Because you can only trust a source when it says the stuff you like.
PS. did you have a complaint about the expert's contention? Or is this just one of your "I don't like this guy's opinion because he smells of hippie" rants.
#8 Posted by Thimbles, CJR on Mon 11 Jun 2012 at 05:41 PM
Some people like the number 70.
http://digbysblog.blogspot.ca/2012/06/self-serving-myths-and-billionaires-who.html
"Mexican telecom mogul Carlos Slim, who with a fortune of $65 billion is the world’s richest man, believes that struggling countries need to raise their retirement age to 70 in order to help fix their finances...
One more time with feeling:
MYTH: People are living longer, so it makes sense to raise the retirement age.
FACTS:
• Numerous studies have documented that increases in life expectancy in retirement have been skewed in favor of those with higher incomes and more education, with higher income white men seeing the greatest gains, and low-income minority women seeing decreased longevity.
• Compared to new male retirees in 1982, today’s higher income male retirees can expect to live an additional five years, but lower income men are living just 1.1 years more in retirement.
• For women, overall life expectancy has stagnated, with lower-income women seeing declines in life expectancy, and upper-income and more educated women seeing modest improvements.

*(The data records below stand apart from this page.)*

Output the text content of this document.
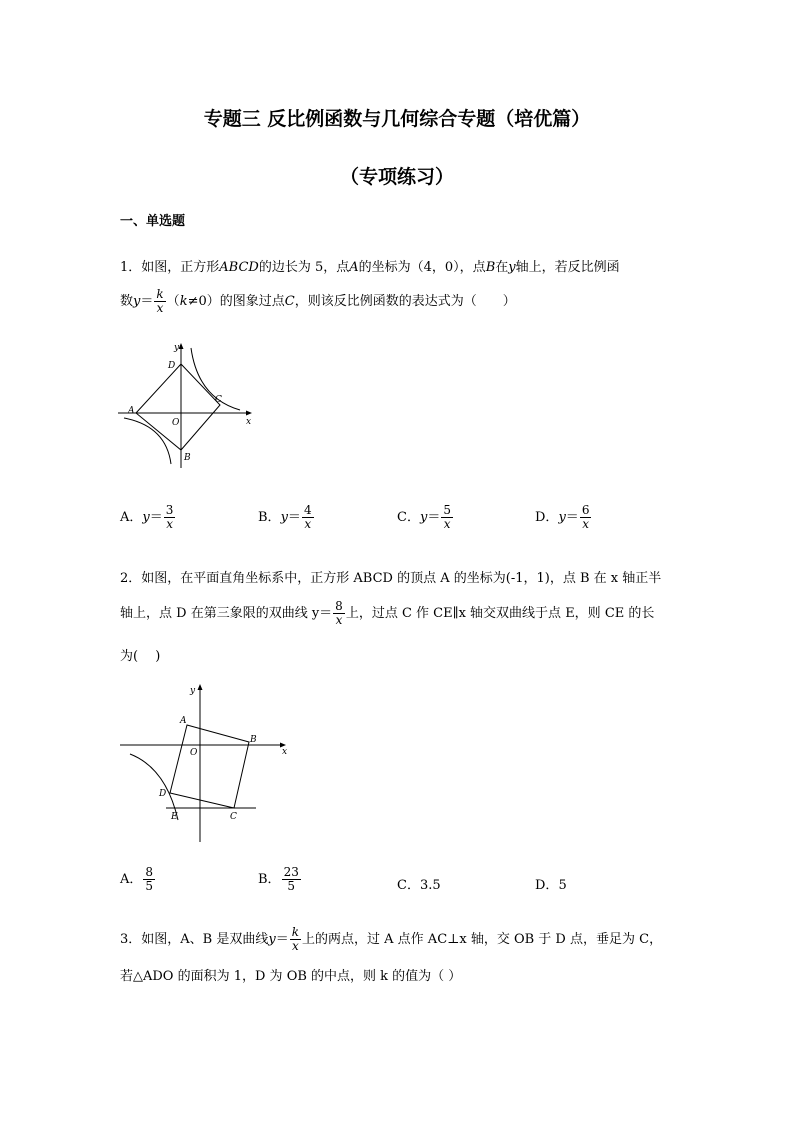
专题三 反比例函数与几何综合专题（培优篇）
（专项练习）
一、单选题
1．如图，正方形ABCD的边长为 5，点A的坐标为（4，0），点B在y轴上，若反比例函
数$y= \frac{k}{x} (k\ne 0)$的图象过点C，则该反比例函数的表达式为（　　）
y
x
A
O
D
C
B
A．$y= \frac{3}{x}$	B．$y= \frac{4}{x}$	C．$y= \frac{5}{x}$	D．$y= \frac{6}{x}$
2．如图，在平面直角坐标系中，正方形 ABCD 的顶点 A 的坐标为(-1，1)，点 B 在 x 轴正半
轴上，点 D 在第三象限的双曲线 $y= \frac{8}{x}$ 上，过点 C 作 CE∥x 轴交双曲线于点 E，则 CE 的长
为(　 )
y
x
A
O
B
D
E	C
A． $\frac{8}{5}$	B． $\frac{23}{5}$	C．3.5	D．5
3．如图，A、B 是双曲线$y= \frac{k}{x}$ 上的两点，过 A 点作 AC⊥x 轴，交 OB 于 D 点，垂足为 C，
若△ADO 的面积为 1，D 为 OB 的中点，则 k 的值为（ ）
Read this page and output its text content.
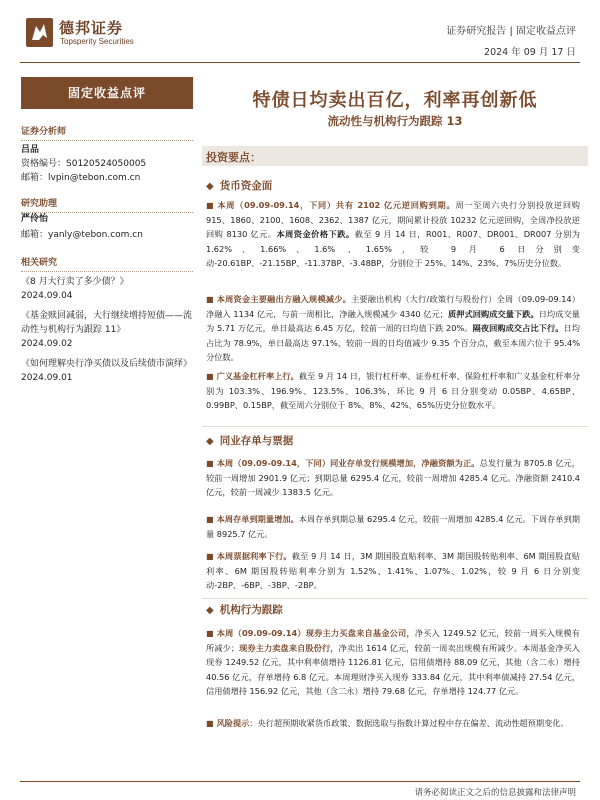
德邦证券
Topsperity Securities
证券研究报告 | 固定收益点评
2024 年 09 月 17 日
固定收益点评
证券分析师
吕品
资格编号：S0120524050005
邮箱：lvpin@tebon.com.cn
研究助理
严伶怡
邮箱：yanly@tebon.com.cn
相关研究
《8 月大行卖了多少债？》
2024.09.04
《基金赎回减弱，大行继续增持短债——流动性与机构行为跟踪 11》
2024.09.02
《如何理解央行净买债以及后续债市演绎》
2024.09.01
特债日均卖出百亿，利率再创新低
流动性与机构行为跟踪 13
投资要点：
◆ 货币资金面
■ 本周（09.09-09.14，下同）共有 2102 亿元逆回购到期。周一至周六央行分别投放逆回购 915、1860、2100、1608、2362、1387 亿元，期间累计投放 10232 亿元逆回购，全周净投放逆回购 8130 亿元。本周资金价格下跌。截至 9 月 14 日，R001、R007、DR001、DR007 分别为 1.62%、1.66%、1.6% 、1.65%，较 9 月 6 日分别变动-20.61BP、-21.15BP、-11.37BP、-3.48BP，分别位于 25%、14%、23%、7%历史分位数。
■ 本周资金主要融出方融入规模减少。主要融出机构（大行/政策行与股份行）全周（09.09-09.14）净融入 1134 亿元，与前一周相比，净融入规模减少 4340 亿元；质押式回购成交量下跌。日均成交量为 5.71 万亿元，单日最高达 6.45 万亿，较前一周的日均值下跌 20%。隔夜回购成交占比下行。日均占比为 78.9%，单日最高达 97.1%，较前一周的日均值减少 9.35 个百分点，截至本周六位于 95.4%分位数。
■ 广义基金杠杆率上行。截至 9 月 14 日，银行杠杆率、证券杠杆率、保险杠杆率和广义基金杠杆率分别为 103.3%、196.9%、123.5%、106.3%，环比 9 月 6 日分别变动 0.05BP、4.65BP、0.99BP、0.15BP，截至周六分别位于 8%、8%、42%、65%历史分位数水平。
◆ 同业存单与票据
■ 本周（09.09-09.14，下同）同业存单发行规模增加，净融资额为正。总发行量为 8705.8 亿元，较前一周增加 2901.9 亿元；到期总量 6295.4 亿元，较前一周增加 4285.4 亿元。净融资额 2410.4 亿元，较前一周减少 1383.5 亿元。
■ 本周存单到期量增加。本周存单到期总量 6295.4 亿元，较前一周增加 4285.4 亿元。下周存单到期量 8925.7 亿元。
■ 本周票据利率下行。截至 9 月 14 日，3M 期国股直贴利率、3M 期国股转贴利率、6M 期国股直贴利率、6M 期国股转贴利率分别为 1.52%、1.41%、1.07%、1.02%，较 9 月 6 日分别变动-2BP、-6BP、-3BP、-2BP。
◆ 机构行为跟踪
■ 本周（09.09-09.14）现券主力买盘来自基金公司，净买入 1249.52 亿元，较前一周买入规模有所减少；现券主力卖盘来自股份行，净卖出 1614 亿元，较前一周卖出规模有所减少。本周基金净买入现券 1249.52 亿元，其中利率债增持 1126.81 亿元，信用债增持 88.09 亿元，其他（含二永）增持 40.56 亿元，存单增持 6.8 亿元。本周理财净买入现券 333.84 亿元，其中利率债减持 27.54 亿元，信用债增持 156.92 亿元，其他（含二永）增持 79.68 亿元，存单增持 124.77 亿元。
■ 风险提示：央行超预期收紧货币政策、数据选取与指数计算过程中存在偏差、流动性超预期变化。
请务必阅读正文之后的信息披露和法律声明
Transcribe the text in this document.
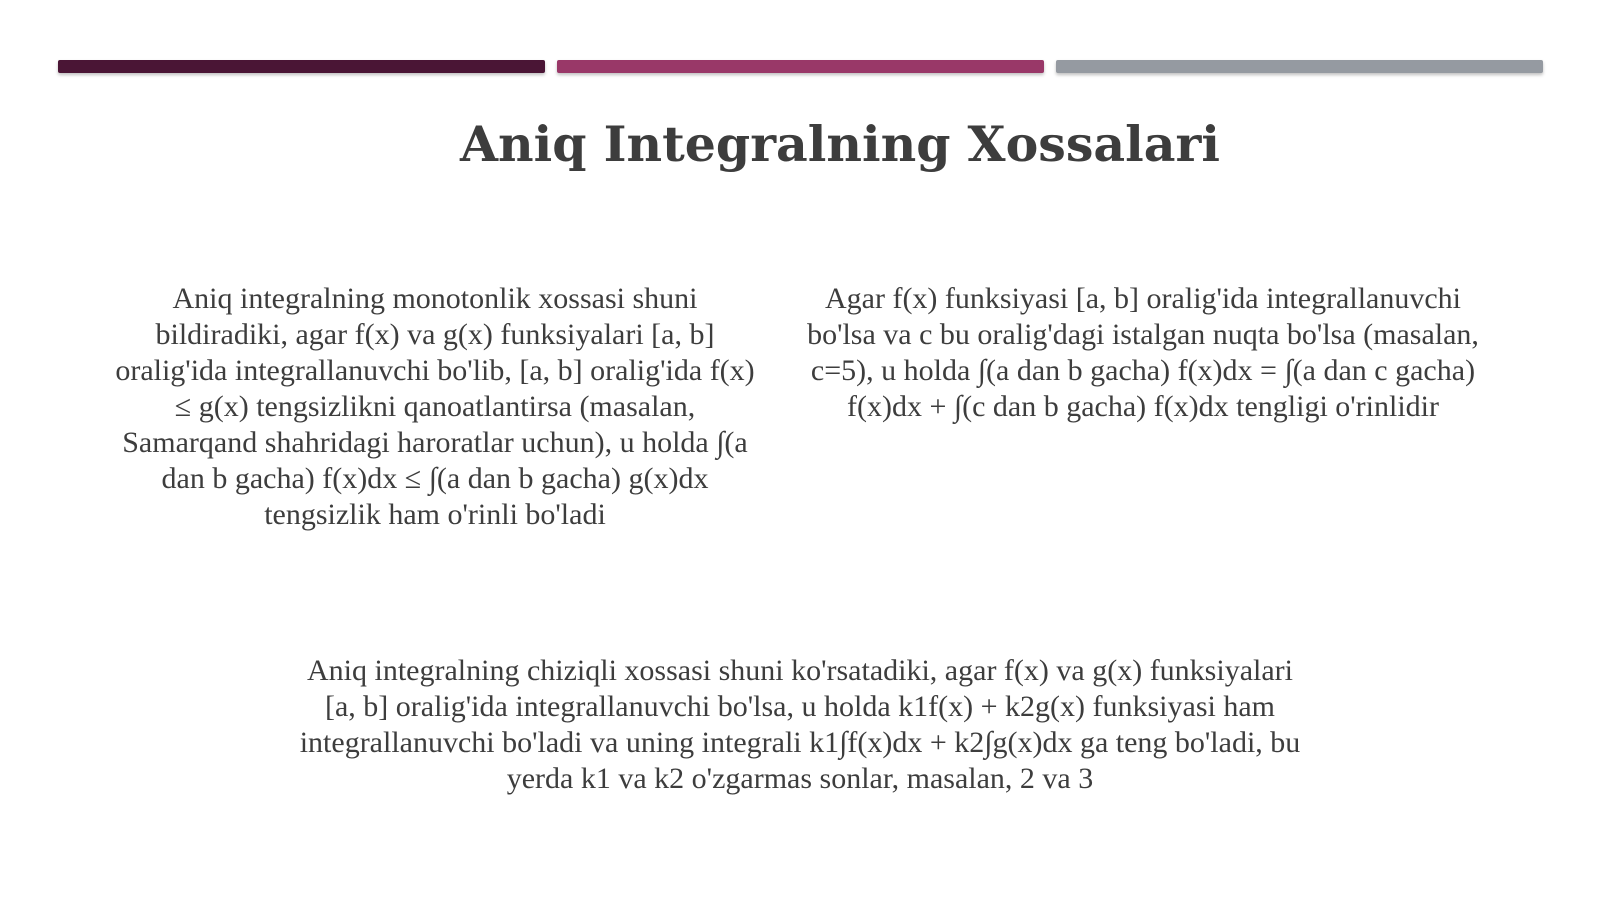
Aniq Integralning Xossalari

Aniq integralning monotonlik xossasi shuni bildiradiki, agar f(x) va g(x) funksiyalari [a, b] oralig'ida integrallanuvchi bo'lib, [a, b] oralig'ida f(x) ≤ g(x) tengsizlikni qanoatlantirsa (masalan, Samarqand shahridagi haroratlar uchun), u holda ∫(a dan b gacha) f(x)dx ≤ ∫(a dan b gacha) g(x)dx tengsizlik ham o'rinli bo'ladi

Agar f(x) funksiyasi [a, b] oralig'ida integrallanuvchi bo'lsa va c bu oralig'dagi istalgan nuqta bo'lsa (masalan, c=5), u holda ∫(a dan b gacha) f(x)dx = ∫(a dan c gacha) f(x)dx + ∫(c dan b gacha) f(x)dx tengligi o'rinlidir

Aniq integralning chiziqli xossasi shuni ko'rsatadiki, agar f(x) va g(x) funksiyalari [a, b] oralig'ida integrallanuvchi bo'lsa, u holda k1f(x) + k2g(x) funksiyasi ham integrallanuvchi bo'ladi va uning integrali k1∫f(x)dx + k2∫g(x)dx ga teng bo'ladi, bu yerda k1 va k2 o'zgarmas sonlar, masalan, 2 va 3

• Increases in life expectancies are mostly due to increased survival during childhood.
• Even under current law, younger generations will work considerably longer than workers in the past. The average number of years a 20-year-old man could expect to work rose from 39.0 to 42.0 between those born in 1899 and those born in 1949. Those born in 1999 will average 45.0 years of work before retirement age."